First a little background.
I’m working on a generative music project with a friend of mine. I am trying to use Renoise to generate MIDI data and send it to various softsynths and a few external synths; some of the DSP devices and routing options in Renoise were absent from my primary DAW, so I figured I’d give the Renoise demo a try. Since the majority of my time producing music has been spent in Ableton Live, just opening Renoise for the first time was a bit of a shell shock. />/>
Anyhow, I’ve managed to accomplish what I initially set out to do (sort of). Namely, using the random waveform in the Meta/*LFO DSP to modulate various parameters in my synthesizers. My problem is that I cannot seem to figure out the relationship between LPB and the LFO device’s LPC value when the random waveform is selected. I was assuming that the random waveform operates in a sample & hold fashion; if this is the case, there seems to be some discrepancy between the value I have set for LPC and what the oscillator actually does.
Here’s what’s happening:
I started a new “song” and configured an *LFO device to modulate CC19 in an *Instr. MIDI Control device. CC19 corresponds to the filter cutoff frequency of an external synth, and it is very obviously functioning. The filter cutoff frequency jumps all over the place (exactly what I’m looking for) and it sounds fantastic.

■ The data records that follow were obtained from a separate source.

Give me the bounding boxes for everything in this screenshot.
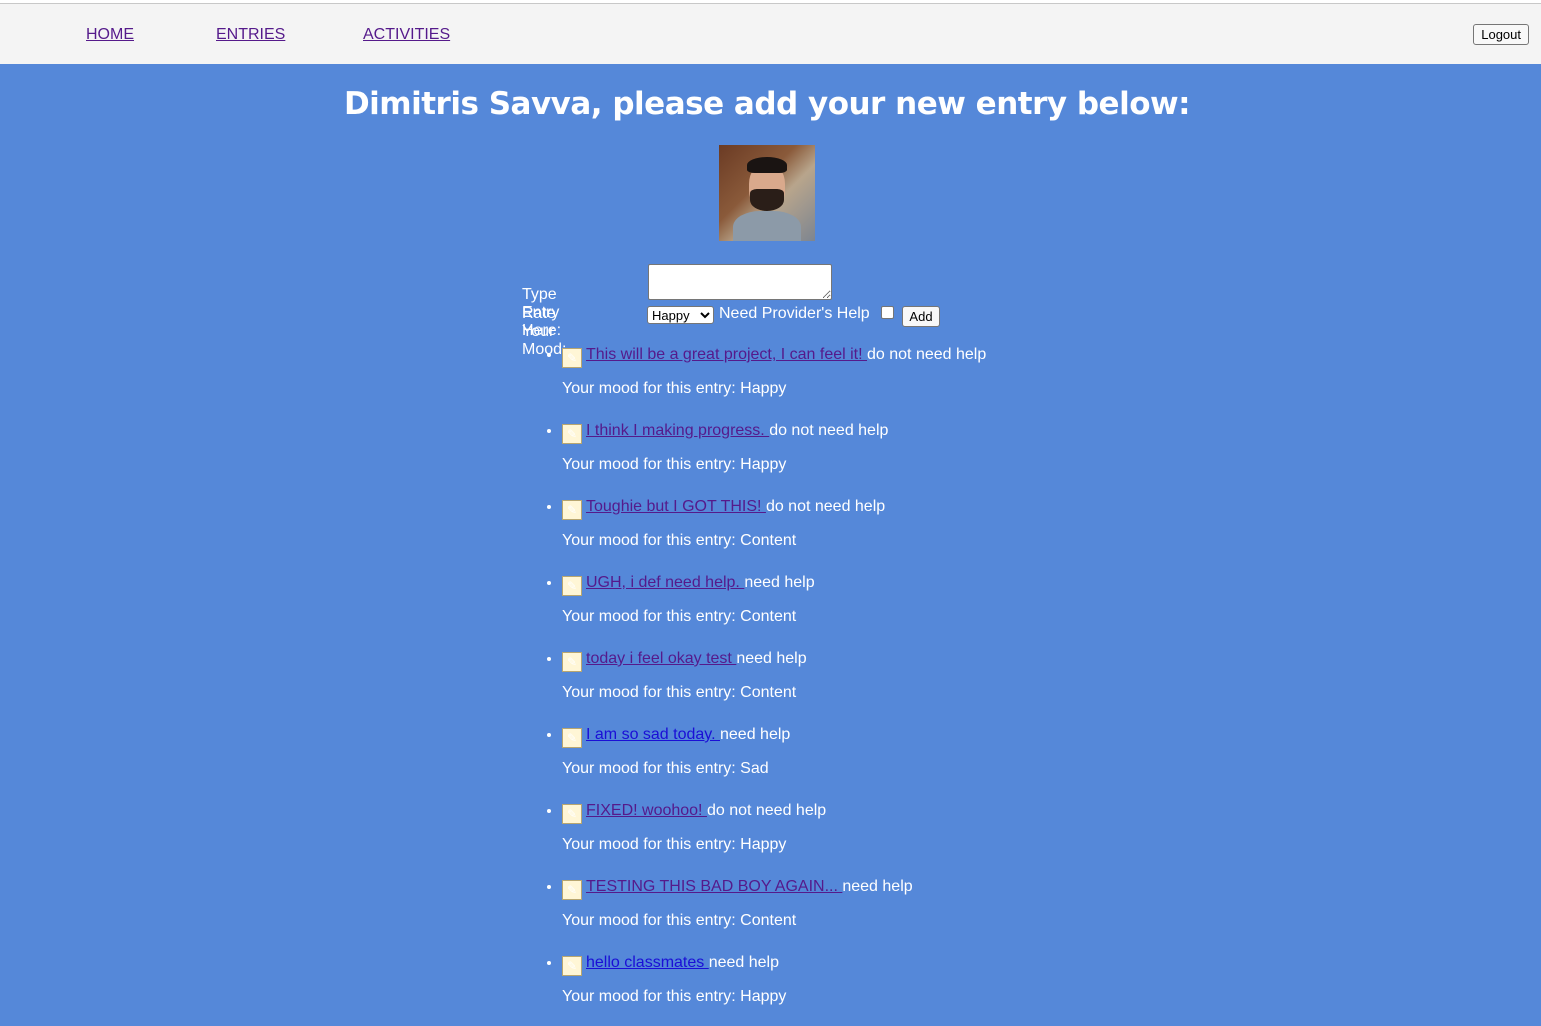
entry-help-status: need help	[708, 954, 780, 971]
page-title: Dimitris Savva, please add your new entr…	[343, 86, 1191, 122]
entry-mood-value: Sad	[740, 760, 769, 777]
entry-help-status: need help	[720, 726, 791, 743]
entry-mood-prefix: Your mood for this entry:	[562, 380, 741, 397]
entry-mood: Your mood for this entry: Happy	[562, 380, 786, 398]
memo-icon: ✎	[562, 804, 582, 824]
entry-mood-prefix: Your mood for this entry:	[562, 760, 741, 777]
memo-icon: ✎	[562, 424, 582, 444]
entry-mood-prefix: Your mood for this entry:	[562, 912, 741, 929]
entry-mood-prefix: Your mood for this entry:	[562, 836, 741, 853]
entry-mood: Your mood for this entry: Content	[562, 608, 796, 626]
memo-icon: ✎	[562, 576, 582, 596]
list-item: ✎hello classmates need help Your mood for…	[562, 950, 986, 1026]
help-label: Need Provider's Help	[719, 305, 870, 322]
list-item: ✎UGH, i def need help. need helpYour moo…	[562, 570, 986, 646]
entry-mood-value: Content	[740, 684, 797, 701]
list-item: ✎TESTING THIS BAD BOY AGAIN... need help…	[562, 874, 986, 950]
entry-mood-prefix: Your mood for this entry:	[562, 988, 741, 1005]
entry-mood-value: Content	[740, 608, 797, 625]
entry-mood-prefix: Your mood for this entry:	[562, 608, 741, 625]
entry-link[interactable]: FIXED! woohoo!	[586, 802, 707, 819]
avatar	[719, 145, 815, 241]
entry-help-status: do not need help	[769, 422, 889, 439]
entry-mood: Your mood for this entry: Sad	[562, 760, 769, 778]
list-item: ✎This will be a great project, I can fee…	[562, 342, 986, 418]
entries-list: ✎This will be a great project, I can fee…	[522, 342, 986, 1026]
entry-mood-prefix: Your mood for this entry:	[562, 684, 741, 701]
list-item: ✎Toughie but I GOT THIS! do not need hel…	[562, 494, 986, 570]
memo-icon: ✎	[562, 652, 582, 672]
entry-mood-value: Happy	[740, 456, 787, 473]
memo-icon: ✎	[562, 348, 582, 368]
entry-link[interactable]: This will be a great project, I can feel…	[586, 346, 867, 363]
entry-mood-prefix: Your mood for this entry:	[562, 456, 741, 473]
entry-mood: Your mood for this entry: Happy	[562, 456, 786, 474]
entry-mood-value: Content	[740, 532, 797, 549]
add-button[interactable]: Add	[902, 306, 940, 327]
entry-help-status: do not need help	[765, 498, 886, 515]
entry-link[interactable]: I think I making progress.	[586, 422, 769, 439]
entry-mood: Your mood for this entry: Happy	[562, 836, 786, 854]
nav-home-link[interactable]: HOME	[86, 26, 134, 44]
mood-select[interactable]: Happy	[647, 306, 714, 324]
entry-mood: Your mood for this entry: Content	[562, 684, 796, 702]
nav-activities-link[interactable]: ACTIVITIES	[363, 26, 450, 44]
entry-link[interactable]: I am so sad today.	[586, 726, 720, 743]
logout-button[interactable]: Logout	[1473, 24, 1529, 45]
entry-mood-value: Happy	[740, 380, 787, 397]
entry-help-status: need help	[842, 878, 913, 895]
memo-icon: ✎	[562, 728, 582, 748]
entry-help-status: need help	[744, 574, 815, 591]
help-checkbox[interactable]	[881, 306, 894, 319]
entry-help-status: do not need help	[867, 346, 987, 363]
memo-icon: ✎	[562, 956, 582, 976]
entry-mood-prefix: Your mood for this entry:	[562, 532, 741, 549]
entry-mood: Your mood for this entry: Happy	[562, 988, 786, 1006]
entry-link[interactable]: TESTING THIS BAD BOY AGAIN...	[586, 878, 842, 895]
list-item: ✎FIXED! woohoo! do not need help Your moo…	[562, 798, 986, 874]
memo-icon: ✎	[562, 880, 582, 900]
entry-help-status: need help	[736, 650, 807, 667]
entry-mood-value: Happy	[740, 836, 787, 853]
entry-mood-value: Happy	[740, 988, 787, 1005]
navbar: HOME ENTRIES ACTIVITIES Logout	[0, 4, 1541, 64]
entry-link[interactable]: today i feel okay test	[586, 650, 736, 667]
entry-link[interactable]: Toughie but I GOT THIS!	[586, 498, 766, 515]
entry-mood: Your mood for this entry: Content	[562, 532, 796, 550]
entry-link[interactable]: hello classmates	[586, 954, 709, 971]
list-item: ✎I am so sad today. need help Your mood f…	[562, 722, 986, 798]
entry-help-status: do not need help	[706, 802, 827, 819]
list-item: ✎I think I making progress. do not need …	[562, 418, 986, 494]
list-item: ✎today i feel okay test need help Your mo…	[562, 646, 986, 722]
entry-mood: Your mood for this entry: Content	[562, 912, 796, 930]
entry-textarea[interactable]	[648, 264, 832, 300]
memo-icon: ✎	[562, 500, 582, 520]
entry-mood-value: Content	[740, 912, 797, 929]
nav-entries-link[interactable]: ENTRIES	[216, 26, 285, 44]
entry-link[interactable]: UGH, i def need help.	[586, 574, 744, 591]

I left the LPB setting at 4 since I won’t be using Renoise for sequencing and I figured it won’t affect me until I have to ReWire it to Ableton. My problem is that if I set the LPC in the *LFO to 2.00 (which I figured would correspond to a new value being sent on every 1/8th note, since my LPB is set to 4), the sound changes much more rapidly; perhaps 1/64? It moves so quickly that it’s really hard to tell, even if I decrease the BPM to something low like 60. I can only get the *LFO to change the sound on every 1/8th note by changing the LPC to 16.00, but if I select a different waveform (such as the sine), an LPC setting of 2.00 modulates the CC parameter at exactly right frequency.
Can anyone explain to me how the random waveform functions, compared to the other waveforms in the *LFO device?
Does it operate on the same principle as a S&H circuit, or am I completely wrong about that?
Is there another, better/simpler way to do what I’m trying to do with a different DSP device? Perhaps one that functions more like an S&H circuit?
Thanks for reading the wall of text. Any input is greatly appreciated.
I can understand your perplexity, but before I reply I would like to give a look at an example XRNS file about this issue.
if you rightclick any DSP slider (in your case, the LFO “frequncy” slider), it will write automation for that slider, so you could use this technique to record a song with different frequency values to show the problem
The LFO is a wonderfully simple and powerful device, but it does have a few limitations.
One of these are the rate/tempo, it can go infinitely slow (well, literally it is stopped then), but it cannot go any faster than 1 line per cycle (LPC).
The random mode, however, change it’s stepped value 8 in a rate times of any of the other waveforms (I think it’s random, not S&H)
I guess this is a decision which was made to make it easier to approximate “noise”, without having to raise the overall project tempo.
Check out the “custom” mode if you want full control of the waveform, or higher time resolution
Hey, you found me! Thanks for recommending Renoise. It’s very different from what I’m used to (coming from music-making easy mode, Ableton), but I’ve been having a lot of fun with it so far. Kinda wish I’d known more about this program when I was going through my chiptune phase in high school, haha.
…and thanks for the link, too. I’ll be trying out Psymachine as soon as I get back home to all my gear. In combination with the random LFO, this sounds like exactly what I need to get some of the sounds I’m after.
Edit: D’oh. Looks like I can’t use Psymachine. It’s a Windows executable and I’m running OS X. Oh well.
I’ll mostly be running Renoise as a ReWire slave inside of Ableton, and as it stands I can get some pretty interesting semi-random melodies using the MIDI effects that ship with Live.
Something I’ve done in the past is to use a custom LFO, then draw 2 cycles of the desired waveform into the envelope. This essentially doubles the overall speed of the LFO, so you must also compensate for this when automating the frequency.
Another approach is to simply double your song’s LPB, although your song/pattern structure may not allow for this.